If check_cert_issuer is set, the value will be checked against the DN of the issuer in the client certificate. If the values do not match, the cerficate verification will fail, rejecting the user. In versions 2.1.10 and later, this check can be done more generally by checking the value of the TLS-Client-Cert-Issuer attribute. This check can be done via any mechanism you choose.

check_crl = boolean

yes

Checks the Certificate Revocation List

cipher_list = string

DEFAULT

Set this option to specify the allowed TLS cipher suites. The format is listed in man 1 ciphers.

dh_file = string

${certdir}/dh

For DH cipher suites to work, you have to run OpenSSL to create the DH file first: openssl dhparam -out certs/dh 1024

ecdh_curve = string

prime256v1

Elliptical cryptography configuration. Only for OpenSSL >= 0.9.8.f

fragment_size = integer

1024

Fragment_size can never exceed the size of a RADIUS packet (4096 bytes), and is preferably half that, to accommodate other attributes in the RADIUS packet. On most APs the MAX packet length is configured between 1500-1600; in these cases, fragment size should be 1024 or less.

include_length = boolean

yes

Include_length is a flag that is by default set to yes. If set to yes, the total length of the message is included in EVERY packet we send. If set to no, the total length of the message is included ONLY in the first packet of a fragment series.

make_cert_command = string

${certdir}/bootstrap

This command creates the initial snake oil certificates when the server is run as root and via radiusd-X. As of 2.1.11, this command ALSO checks the server certificate for validity, including expiration. This check means that radiusd will refuse to start when the certificate has expired. The alternative is to have the 802.1X clients refuse to connect when they discover the certificate has expired. Having the server print an error message and refuse to start is the preferred solution, as identifying and debugging client issues is too complex.

private_key_file = string

${certdir}/server.pem

If ca_file is not used, then the certificate_file MUST include not only the server certificate, but ALSO all of the CA certificates used to sign the server certificate.

If Private key & Certificate are located in the same file, then private_key_file & certificate_file must contain the same file name.
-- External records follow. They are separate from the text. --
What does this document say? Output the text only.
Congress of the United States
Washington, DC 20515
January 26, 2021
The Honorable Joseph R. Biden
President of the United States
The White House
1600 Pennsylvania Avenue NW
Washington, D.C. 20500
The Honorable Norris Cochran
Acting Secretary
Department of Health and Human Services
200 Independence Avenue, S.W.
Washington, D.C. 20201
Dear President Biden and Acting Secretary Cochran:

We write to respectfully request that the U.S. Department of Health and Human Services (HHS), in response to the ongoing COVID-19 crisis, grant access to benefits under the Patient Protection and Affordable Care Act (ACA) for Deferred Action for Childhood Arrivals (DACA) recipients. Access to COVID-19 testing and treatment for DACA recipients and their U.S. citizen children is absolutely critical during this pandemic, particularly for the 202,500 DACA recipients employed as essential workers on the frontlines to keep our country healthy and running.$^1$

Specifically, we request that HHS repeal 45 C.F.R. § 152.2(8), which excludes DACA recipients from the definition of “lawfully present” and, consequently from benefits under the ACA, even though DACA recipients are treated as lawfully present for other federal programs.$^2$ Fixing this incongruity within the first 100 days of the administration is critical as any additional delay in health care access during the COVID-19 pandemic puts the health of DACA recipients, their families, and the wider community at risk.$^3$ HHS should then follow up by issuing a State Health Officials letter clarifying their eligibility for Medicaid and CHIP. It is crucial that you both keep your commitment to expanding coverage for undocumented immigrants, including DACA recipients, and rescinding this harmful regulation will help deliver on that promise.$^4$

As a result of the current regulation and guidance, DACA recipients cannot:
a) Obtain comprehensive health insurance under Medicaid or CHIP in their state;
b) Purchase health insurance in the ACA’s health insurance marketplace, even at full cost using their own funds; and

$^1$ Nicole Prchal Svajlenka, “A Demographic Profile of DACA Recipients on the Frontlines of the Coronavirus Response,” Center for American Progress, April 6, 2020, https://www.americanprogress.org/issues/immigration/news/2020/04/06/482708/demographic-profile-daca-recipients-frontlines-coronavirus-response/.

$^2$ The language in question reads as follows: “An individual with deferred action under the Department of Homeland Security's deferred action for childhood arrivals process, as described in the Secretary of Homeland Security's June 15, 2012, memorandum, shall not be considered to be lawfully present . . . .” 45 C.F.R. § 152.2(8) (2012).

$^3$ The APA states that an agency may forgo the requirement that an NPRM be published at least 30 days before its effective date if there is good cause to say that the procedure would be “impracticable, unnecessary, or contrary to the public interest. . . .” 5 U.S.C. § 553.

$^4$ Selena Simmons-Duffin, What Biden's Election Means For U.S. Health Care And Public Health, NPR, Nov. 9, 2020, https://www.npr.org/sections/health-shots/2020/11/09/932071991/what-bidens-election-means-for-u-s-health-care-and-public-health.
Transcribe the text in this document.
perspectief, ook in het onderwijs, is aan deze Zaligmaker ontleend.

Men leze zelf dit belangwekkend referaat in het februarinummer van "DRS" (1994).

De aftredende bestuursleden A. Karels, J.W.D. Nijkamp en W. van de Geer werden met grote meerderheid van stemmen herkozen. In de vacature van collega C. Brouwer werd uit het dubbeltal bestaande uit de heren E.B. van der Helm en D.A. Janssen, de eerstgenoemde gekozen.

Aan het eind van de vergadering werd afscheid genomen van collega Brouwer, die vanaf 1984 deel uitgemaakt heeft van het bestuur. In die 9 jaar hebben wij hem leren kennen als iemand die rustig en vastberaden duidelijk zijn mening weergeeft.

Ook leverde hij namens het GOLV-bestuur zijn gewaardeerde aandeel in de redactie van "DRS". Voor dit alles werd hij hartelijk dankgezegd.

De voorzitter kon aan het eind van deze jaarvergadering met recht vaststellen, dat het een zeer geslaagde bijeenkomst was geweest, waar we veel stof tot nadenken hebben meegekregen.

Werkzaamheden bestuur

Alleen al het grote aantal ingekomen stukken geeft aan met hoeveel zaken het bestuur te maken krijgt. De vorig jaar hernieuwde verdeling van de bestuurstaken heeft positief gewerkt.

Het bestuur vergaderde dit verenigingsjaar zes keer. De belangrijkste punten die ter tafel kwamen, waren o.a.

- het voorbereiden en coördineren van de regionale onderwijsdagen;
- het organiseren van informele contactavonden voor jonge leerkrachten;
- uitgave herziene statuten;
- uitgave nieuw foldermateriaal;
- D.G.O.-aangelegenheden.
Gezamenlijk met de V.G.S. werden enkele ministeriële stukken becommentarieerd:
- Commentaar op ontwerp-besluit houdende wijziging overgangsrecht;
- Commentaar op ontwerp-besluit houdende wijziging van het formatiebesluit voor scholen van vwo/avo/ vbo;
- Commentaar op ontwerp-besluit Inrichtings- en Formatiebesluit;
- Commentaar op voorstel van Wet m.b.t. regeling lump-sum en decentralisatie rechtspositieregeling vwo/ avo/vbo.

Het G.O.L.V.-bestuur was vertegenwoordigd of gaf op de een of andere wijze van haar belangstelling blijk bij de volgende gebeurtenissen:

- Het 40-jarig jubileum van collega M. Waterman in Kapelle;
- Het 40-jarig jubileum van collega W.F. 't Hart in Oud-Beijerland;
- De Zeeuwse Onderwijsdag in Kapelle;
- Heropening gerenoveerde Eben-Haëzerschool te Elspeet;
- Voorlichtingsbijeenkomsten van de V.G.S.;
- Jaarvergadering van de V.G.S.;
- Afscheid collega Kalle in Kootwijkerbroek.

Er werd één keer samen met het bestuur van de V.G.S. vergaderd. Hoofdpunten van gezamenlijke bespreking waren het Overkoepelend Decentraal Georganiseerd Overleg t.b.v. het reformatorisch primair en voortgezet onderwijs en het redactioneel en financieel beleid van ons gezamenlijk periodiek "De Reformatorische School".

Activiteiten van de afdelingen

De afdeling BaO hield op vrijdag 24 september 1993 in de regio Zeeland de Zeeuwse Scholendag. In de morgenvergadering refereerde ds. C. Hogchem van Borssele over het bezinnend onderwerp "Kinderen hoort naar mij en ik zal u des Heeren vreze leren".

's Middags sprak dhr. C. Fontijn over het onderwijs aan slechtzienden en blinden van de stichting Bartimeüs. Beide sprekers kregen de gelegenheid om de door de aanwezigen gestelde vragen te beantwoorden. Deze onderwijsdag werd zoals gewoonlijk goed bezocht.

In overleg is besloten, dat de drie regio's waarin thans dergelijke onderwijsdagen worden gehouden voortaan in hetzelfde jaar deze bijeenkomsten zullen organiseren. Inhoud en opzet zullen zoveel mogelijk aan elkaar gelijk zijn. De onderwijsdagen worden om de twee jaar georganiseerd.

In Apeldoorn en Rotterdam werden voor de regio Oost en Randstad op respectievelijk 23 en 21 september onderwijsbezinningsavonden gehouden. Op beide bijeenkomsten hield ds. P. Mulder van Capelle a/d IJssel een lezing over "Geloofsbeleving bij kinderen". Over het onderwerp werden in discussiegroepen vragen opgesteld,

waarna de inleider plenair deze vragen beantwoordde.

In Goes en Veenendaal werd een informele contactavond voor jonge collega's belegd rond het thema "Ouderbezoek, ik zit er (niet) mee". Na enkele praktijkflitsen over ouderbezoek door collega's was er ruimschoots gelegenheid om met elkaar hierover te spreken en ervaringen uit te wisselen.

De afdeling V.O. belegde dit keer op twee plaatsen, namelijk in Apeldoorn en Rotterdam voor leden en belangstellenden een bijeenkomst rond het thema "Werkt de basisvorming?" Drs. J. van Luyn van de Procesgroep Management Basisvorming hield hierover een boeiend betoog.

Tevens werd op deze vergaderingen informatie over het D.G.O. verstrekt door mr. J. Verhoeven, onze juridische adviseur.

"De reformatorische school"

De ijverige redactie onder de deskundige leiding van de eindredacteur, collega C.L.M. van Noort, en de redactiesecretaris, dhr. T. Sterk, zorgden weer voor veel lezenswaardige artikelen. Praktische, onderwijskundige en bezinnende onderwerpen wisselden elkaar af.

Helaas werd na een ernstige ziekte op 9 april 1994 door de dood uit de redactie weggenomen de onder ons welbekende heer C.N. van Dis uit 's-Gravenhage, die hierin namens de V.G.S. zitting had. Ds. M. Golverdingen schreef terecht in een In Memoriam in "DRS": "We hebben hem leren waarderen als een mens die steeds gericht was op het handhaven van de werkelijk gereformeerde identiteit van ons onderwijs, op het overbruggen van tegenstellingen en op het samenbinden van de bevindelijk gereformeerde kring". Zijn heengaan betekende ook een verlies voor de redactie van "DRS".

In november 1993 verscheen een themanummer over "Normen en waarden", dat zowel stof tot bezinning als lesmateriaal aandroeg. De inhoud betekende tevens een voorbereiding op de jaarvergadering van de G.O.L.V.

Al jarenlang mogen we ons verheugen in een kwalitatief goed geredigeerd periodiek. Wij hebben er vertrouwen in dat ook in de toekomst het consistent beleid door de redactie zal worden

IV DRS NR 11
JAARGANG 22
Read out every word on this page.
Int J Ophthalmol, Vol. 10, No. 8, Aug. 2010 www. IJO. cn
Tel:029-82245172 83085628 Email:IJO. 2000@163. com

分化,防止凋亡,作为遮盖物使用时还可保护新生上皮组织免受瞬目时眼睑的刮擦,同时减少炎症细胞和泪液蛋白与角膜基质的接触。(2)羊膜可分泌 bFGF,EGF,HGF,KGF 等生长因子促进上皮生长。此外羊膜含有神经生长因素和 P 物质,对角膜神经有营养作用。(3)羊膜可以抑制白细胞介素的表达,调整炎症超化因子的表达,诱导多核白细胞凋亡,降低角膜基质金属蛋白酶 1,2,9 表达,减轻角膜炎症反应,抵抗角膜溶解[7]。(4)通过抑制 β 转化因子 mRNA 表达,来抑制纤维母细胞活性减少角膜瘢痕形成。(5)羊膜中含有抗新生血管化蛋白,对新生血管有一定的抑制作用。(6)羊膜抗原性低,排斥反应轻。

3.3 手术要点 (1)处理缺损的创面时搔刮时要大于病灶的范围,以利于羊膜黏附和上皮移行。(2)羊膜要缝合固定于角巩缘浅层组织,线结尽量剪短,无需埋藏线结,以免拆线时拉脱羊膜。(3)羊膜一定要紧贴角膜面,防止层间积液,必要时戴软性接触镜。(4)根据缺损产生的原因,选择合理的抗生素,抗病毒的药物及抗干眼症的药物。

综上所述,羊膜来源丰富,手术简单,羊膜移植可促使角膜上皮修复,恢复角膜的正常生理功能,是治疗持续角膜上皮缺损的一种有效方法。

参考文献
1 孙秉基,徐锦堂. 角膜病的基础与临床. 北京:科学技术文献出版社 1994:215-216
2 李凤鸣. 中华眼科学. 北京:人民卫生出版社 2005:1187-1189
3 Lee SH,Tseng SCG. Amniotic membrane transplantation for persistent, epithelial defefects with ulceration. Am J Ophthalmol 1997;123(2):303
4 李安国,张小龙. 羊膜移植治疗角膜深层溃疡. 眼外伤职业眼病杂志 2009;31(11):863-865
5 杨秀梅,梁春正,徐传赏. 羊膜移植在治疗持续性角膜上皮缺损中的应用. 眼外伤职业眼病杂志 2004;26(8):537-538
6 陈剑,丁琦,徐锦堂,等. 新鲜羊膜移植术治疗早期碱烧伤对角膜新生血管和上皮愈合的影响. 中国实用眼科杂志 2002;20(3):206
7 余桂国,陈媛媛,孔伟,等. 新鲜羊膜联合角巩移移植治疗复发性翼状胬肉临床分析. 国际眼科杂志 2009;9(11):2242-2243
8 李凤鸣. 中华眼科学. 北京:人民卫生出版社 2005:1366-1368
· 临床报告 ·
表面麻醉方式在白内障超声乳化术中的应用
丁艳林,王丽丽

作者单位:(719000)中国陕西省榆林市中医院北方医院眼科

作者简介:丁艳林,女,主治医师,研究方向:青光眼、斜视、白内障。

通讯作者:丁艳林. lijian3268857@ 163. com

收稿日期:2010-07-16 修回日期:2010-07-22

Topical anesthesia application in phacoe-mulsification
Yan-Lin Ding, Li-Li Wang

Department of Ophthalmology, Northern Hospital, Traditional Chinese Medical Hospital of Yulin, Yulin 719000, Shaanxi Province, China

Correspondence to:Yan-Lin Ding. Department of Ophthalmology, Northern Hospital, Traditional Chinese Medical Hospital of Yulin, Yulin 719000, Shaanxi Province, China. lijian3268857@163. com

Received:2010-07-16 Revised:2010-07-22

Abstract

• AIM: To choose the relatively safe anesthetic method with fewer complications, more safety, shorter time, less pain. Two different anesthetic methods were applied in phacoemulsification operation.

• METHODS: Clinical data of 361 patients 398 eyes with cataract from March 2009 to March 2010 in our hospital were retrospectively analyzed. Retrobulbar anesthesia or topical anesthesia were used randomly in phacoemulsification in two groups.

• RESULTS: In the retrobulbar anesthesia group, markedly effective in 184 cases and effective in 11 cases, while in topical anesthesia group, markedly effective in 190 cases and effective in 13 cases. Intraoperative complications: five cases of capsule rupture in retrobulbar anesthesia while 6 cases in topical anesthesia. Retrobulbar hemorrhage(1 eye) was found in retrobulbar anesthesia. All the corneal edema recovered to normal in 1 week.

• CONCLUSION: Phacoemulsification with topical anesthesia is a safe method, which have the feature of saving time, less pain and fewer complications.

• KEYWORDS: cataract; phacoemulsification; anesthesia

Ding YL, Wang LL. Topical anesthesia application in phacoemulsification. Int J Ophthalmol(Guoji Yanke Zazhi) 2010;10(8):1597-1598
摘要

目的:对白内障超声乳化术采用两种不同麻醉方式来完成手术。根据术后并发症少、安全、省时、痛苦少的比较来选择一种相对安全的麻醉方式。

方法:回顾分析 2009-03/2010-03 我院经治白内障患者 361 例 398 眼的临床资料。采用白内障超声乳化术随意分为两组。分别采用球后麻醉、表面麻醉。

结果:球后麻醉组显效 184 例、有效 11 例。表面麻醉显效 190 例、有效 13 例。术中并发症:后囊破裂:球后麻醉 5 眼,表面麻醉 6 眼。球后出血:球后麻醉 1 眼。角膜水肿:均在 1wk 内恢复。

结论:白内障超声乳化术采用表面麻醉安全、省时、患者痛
private_key_password = string

whatever

The password for the private key.

psk_hexphrase = integer

036363823

If OpenSSL supports TLS-PSK, then we can use a PSK identity and (hex) password. When the psk_identity and psk_hexphrase are specified, then the following certificate-based configuration directives are not allowed: private_key_password private_key_file certificate_file ca_file ca_path

psk_identity = string

test

If OpenSSL supports TLS-PSK, then we can use a PSK identity and (hex) password. When the psk_identity and psk_hexphrase are specified, then the following certificate-based configuration directives are not allowed: private_key_password private_key_file certificate_file ca_file ca_path

random_file = string

${certdir}/random

If your system doesn’t have /dev/urandom, you will need to create this file and periodically change its contents. For security reasons, FreeRADIUS doesn’t write to files in its configuration directory.